The volcanic crater formation of Dawar Photo: R. Berkelmans

How important historically are these islands to scientists?

Despite its remoteness, one of the earliest scientific expeditions to study coral reefs went to Mer about 100 years ago. A group of distinguished scientists from the Carnegie Institute in Washington DC spent five weeks on Mer in September-October 1913 collecting reef organisms and studying their ecology. The expedition made collections of corals that Thomas Vaughan of the US National Museum described and compared with those from other sites in the Pacific. Hubert Lyman Clark of Harvard University collected echinoderms (such as sea urchins, sea cucumbers and starfish) and, even though he was only wading, Clark collected three crown-of-thorns starfish (COTS) on the reef flat, implying that they were present in quite large numbers. The AIMS team found outbreak densities of COTS on the local reefs in 2013 and 2014. This means that outbreaks may not be a new phenomenon.

What else did you learn from early scientific expeditions to the islands?

The expedition leader, Alfred Goldsborough Meyer, in the early part of the 20th Century, was interested in why different species of corals lived in different zones of the reef. He did experiments in tanks on the beach to see what temperature ranges the different species could tolerate. He described the corals that he found along a line across the reef flat between the reef edge and the shore and recorded the location on a map. The AIMS team used Mayer’s map to survey of the same area of reef and found some interesting differences; notably in 1913 there was a broad zone of the reef flat occupied by Seriotopora hystrix in colonies so large that they formed micro-atolls. In 2013, only a few small colonies could be found. There could be many reasons for this, but S. hystrix is one of the common coral species that is most sensitive to unusually high water temperatures.

The island of Waier in the foreground and Mer in the background Photo: R. Berkelmans

Your team also surveyed coral reef fishes on several reefs in the central and Eastern Torres Strait.

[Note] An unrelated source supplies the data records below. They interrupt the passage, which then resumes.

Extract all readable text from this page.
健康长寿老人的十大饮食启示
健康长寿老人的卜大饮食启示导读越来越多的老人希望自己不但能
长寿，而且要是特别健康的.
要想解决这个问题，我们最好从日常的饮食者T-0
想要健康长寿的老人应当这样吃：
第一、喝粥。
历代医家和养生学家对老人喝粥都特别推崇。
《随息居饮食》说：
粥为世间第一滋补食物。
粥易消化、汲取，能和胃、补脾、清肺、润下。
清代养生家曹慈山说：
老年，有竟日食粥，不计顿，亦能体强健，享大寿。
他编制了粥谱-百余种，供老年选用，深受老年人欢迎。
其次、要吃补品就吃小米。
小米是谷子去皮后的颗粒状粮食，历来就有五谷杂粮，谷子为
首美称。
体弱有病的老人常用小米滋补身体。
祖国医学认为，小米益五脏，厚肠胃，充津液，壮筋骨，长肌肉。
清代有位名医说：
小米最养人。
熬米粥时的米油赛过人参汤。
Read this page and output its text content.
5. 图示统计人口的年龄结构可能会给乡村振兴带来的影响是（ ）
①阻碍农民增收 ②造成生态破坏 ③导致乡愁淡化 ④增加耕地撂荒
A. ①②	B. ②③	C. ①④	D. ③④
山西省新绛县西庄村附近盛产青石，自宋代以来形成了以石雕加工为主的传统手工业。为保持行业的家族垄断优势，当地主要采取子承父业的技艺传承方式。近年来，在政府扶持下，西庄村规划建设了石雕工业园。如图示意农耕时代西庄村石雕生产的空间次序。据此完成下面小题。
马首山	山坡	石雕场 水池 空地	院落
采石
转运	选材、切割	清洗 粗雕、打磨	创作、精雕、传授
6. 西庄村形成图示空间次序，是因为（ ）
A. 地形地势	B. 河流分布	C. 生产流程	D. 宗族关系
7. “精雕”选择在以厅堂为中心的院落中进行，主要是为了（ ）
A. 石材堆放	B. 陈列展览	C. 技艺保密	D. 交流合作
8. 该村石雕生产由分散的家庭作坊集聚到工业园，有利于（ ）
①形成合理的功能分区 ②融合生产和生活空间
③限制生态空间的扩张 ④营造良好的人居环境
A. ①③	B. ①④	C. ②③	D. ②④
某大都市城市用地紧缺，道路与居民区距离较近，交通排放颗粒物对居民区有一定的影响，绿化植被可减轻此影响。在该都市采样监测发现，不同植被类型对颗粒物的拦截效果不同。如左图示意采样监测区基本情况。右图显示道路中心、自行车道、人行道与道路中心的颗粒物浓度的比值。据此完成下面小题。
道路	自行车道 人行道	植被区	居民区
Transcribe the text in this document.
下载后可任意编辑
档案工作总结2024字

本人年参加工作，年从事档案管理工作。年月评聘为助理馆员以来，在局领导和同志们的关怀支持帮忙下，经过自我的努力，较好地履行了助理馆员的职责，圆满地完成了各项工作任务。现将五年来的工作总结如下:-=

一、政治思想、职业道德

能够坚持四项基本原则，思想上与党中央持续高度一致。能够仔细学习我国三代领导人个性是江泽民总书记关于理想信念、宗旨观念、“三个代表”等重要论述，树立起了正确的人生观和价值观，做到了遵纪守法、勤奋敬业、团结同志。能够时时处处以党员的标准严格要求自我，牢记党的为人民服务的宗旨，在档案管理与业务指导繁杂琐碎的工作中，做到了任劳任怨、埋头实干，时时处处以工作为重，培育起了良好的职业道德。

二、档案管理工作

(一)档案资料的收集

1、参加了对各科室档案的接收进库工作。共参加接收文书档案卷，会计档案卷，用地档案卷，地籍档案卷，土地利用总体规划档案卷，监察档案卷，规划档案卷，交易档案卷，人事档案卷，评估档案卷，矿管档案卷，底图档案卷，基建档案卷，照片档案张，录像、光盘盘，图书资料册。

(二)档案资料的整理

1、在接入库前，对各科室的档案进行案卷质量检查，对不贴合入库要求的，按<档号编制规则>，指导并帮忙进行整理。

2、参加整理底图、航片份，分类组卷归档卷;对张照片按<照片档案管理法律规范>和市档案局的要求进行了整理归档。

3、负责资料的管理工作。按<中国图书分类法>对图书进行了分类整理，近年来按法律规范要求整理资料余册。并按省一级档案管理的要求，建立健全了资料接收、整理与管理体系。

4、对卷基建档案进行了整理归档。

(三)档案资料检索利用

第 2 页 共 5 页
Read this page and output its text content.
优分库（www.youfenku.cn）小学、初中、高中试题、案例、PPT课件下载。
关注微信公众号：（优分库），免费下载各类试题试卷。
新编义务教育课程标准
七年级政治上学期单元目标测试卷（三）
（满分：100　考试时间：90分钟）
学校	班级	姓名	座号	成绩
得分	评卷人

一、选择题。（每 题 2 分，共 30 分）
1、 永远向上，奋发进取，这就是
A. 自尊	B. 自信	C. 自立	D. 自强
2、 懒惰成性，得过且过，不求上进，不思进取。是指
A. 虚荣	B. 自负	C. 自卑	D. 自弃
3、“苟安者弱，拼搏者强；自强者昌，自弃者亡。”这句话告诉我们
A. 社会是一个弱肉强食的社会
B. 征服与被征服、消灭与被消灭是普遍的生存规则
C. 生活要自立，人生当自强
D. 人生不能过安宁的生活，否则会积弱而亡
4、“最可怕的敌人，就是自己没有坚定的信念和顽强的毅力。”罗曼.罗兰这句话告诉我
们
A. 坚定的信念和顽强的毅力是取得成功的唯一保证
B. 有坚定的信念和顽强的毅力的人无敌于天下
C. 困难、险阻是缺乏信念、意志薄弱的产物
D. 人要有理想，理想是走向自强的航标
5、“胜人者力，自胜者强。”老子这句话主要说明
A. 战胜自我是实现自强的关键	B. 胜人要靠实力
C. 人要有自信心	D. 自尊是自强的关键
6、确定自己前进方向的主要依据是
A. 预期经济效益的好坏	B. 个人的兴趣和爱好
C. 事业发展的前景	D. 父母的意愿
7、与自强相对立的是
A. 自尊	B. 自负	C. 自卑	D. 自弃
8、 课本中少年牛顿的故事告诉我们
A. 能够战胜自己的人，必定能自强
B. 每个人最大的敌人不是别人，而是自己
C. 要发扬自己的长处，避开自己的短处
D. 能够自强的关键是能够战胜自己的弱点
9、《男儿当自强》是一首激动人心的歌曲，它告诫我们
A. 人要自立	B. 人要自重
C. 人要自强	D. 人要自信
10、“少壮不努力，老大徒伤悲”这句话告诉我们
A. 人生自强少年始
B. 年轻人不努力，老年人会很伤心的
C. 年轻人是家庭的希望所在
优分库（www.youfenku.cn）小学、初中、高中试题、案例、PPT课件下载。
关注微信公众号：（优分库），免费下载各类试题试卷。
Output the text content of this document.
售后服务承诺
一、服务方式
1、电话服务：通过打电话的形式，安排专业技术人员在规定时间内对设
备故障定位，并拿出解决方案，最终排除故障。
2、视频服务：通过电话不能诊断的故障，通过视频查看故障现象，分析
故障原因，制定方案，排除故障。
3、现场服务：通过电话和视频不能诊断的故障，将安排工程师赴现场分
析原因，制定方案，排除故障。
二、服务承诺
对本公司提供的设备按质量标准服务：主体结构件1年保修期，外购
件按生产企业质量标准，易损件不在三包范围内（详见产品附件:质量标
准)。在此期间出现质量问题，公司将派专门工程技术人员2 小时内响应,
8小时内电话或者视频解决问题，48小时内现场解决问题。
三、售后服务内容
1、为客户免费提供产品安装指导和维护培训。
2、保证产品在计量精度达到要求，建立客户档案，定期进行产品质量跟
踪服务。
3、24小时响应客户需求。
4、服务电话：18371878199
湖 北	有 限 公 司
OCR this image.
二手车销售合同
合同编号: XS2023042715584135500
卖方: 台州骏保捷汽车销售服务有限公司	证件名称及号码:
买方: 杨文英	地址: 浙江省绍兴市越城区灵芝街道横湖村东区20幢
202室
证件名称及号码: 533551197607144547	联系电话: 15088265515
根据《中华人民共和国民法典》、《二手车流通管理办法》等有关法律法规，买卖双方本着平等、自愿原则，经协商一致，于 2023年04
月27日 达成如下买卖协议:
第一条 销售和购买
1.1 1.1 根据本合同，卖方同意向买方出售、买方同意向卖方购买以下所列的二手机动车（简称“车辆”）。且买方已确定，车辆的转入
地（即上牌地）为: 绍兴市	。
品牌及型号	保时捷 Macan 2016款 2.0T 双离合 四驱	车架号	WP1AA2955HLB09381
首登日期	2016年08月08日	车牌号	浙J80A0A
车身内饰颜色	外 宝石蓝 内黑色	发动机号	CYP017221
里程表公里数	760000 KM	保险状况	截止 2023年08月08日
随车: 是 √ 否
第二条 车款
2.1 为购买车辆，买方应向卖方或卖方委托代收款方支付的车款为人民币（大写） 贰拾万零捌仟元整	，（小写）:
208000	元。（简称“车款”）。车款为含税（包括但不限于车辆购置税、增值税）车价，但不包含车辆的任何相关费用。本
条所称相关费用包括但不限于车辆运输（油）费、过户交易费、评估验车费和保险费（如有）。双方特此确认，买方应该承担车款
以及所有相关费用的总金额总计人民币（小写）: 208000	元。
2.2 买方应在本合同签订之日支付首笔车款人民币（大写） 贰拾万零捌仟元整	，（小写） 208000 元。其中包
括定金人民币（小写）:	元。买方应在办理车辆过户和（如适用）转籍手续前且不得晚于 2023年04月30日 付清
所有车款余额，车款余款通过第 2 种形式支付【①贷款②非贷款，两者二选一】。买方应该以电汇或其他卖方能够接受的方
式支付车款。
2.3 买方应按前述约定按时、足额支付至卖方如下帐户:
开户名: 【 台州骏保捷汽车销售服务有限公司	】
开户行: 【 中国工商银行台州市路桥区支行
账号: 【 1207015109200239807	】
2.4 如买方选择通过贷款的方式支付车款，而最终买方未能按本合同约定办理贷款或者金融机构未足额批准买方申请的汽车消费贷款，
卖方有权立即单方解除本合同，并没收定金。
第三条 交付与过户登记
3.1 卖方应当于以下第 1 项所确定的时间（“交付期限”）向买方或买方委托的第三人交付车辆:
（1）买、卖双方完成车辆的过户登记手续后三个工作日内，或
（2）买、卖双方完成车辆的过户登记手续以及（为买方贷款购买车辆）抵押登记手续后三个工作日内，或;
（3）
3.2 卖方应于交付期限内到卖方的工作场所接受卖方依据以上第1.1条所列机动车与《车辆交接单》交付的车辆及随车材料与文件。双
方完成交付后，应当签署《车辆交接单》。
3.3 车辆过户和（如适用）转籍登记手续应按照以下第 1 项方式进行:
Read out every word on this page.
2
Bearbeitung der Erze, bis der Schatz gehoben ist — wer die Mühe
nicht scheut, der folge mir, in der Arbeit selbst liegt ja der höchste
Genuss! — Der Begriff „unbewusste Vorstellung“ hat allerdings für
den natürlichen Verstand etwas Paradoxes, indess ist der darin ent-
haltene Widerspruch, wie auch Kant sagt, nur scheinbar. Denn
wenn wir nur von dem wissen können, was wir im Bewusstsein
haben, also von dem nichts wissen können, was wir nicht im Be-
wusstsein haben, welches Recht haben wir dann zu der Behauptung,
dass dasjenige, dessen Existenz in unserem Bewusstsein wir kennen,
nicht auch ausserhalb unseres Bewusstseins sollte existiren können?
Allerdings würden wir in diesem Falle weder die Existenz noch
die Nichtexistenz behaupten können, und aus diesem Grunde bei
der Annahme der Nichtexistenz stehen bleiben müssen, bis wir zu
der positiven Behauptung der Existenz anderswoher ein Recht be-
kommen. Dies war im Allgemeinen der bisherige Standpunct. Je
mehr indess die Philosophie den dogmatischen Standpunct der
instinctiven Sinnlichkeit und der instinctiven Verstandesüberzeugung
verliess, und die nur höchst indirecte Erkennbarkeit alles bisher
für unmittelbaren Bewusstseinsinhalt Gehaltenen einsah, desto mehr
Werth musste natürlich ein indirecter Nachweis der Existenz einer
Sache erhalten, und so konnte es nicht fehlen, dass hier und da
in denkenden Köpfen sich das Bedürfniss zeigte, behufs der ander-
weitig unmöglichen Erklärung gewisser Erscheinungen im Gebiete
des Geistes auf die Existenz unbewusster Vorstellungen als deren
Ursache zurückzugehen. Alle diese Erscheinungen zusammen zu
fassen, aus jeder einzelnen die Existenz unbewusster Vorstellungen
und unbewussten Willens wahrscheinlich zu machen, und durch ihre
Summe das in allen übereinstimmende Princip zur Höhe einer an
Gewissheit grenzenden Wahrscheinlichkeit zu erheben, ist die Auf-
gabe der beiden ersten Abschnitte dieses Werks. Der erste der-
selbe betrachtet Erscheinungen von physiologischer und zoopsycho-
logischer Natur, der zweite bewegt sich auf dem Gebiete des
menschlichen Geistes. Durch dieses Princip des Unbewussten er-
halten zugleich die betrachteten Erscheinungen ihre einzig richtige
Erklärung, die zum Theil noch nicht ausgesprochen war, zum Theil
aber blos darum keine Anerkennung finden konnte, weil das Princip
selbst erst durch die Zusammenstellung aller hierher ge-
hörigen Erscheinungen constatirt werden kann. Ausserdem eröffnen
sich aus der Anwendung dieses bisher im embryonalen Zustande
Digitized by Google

What did you learn?

More is known about the reef fish of Torres Strait than about the corals, but even so we recorded several species of damselfish and wrasses that are more common on reefs in the southern GBR than in the north, and yet there they were further north on reefs in the central Torres Strait. We planned to collect some specimens on our second visit to look at the genetic relatedness of populations in Torres Strait and in the south, but we were frustrated by bad weather.

The lack of cyclones in the low latitude of the Torres Strait has helped to protect the reefs in the region from significant damage. What do you think is the biggest threat to the biodiversity and health of the environment in the region?  

This project followed on from concern caused by the first records of coral bleaching in Torres Strait in 2010, and climate change is the greatest threat to coral reefs in many regions in the medium term.  The Torres Strait remains a very busy seaway and the many reefs and shallow depths mean that shipping accidents and oil spills are a potential hazard.

 

An aerial view of Mer. Photo: Ray Berkelmans

What is your team planning for the next expedition?

AIMS hopes to continue and to expand the reef monitoring program and biodiversity surveys.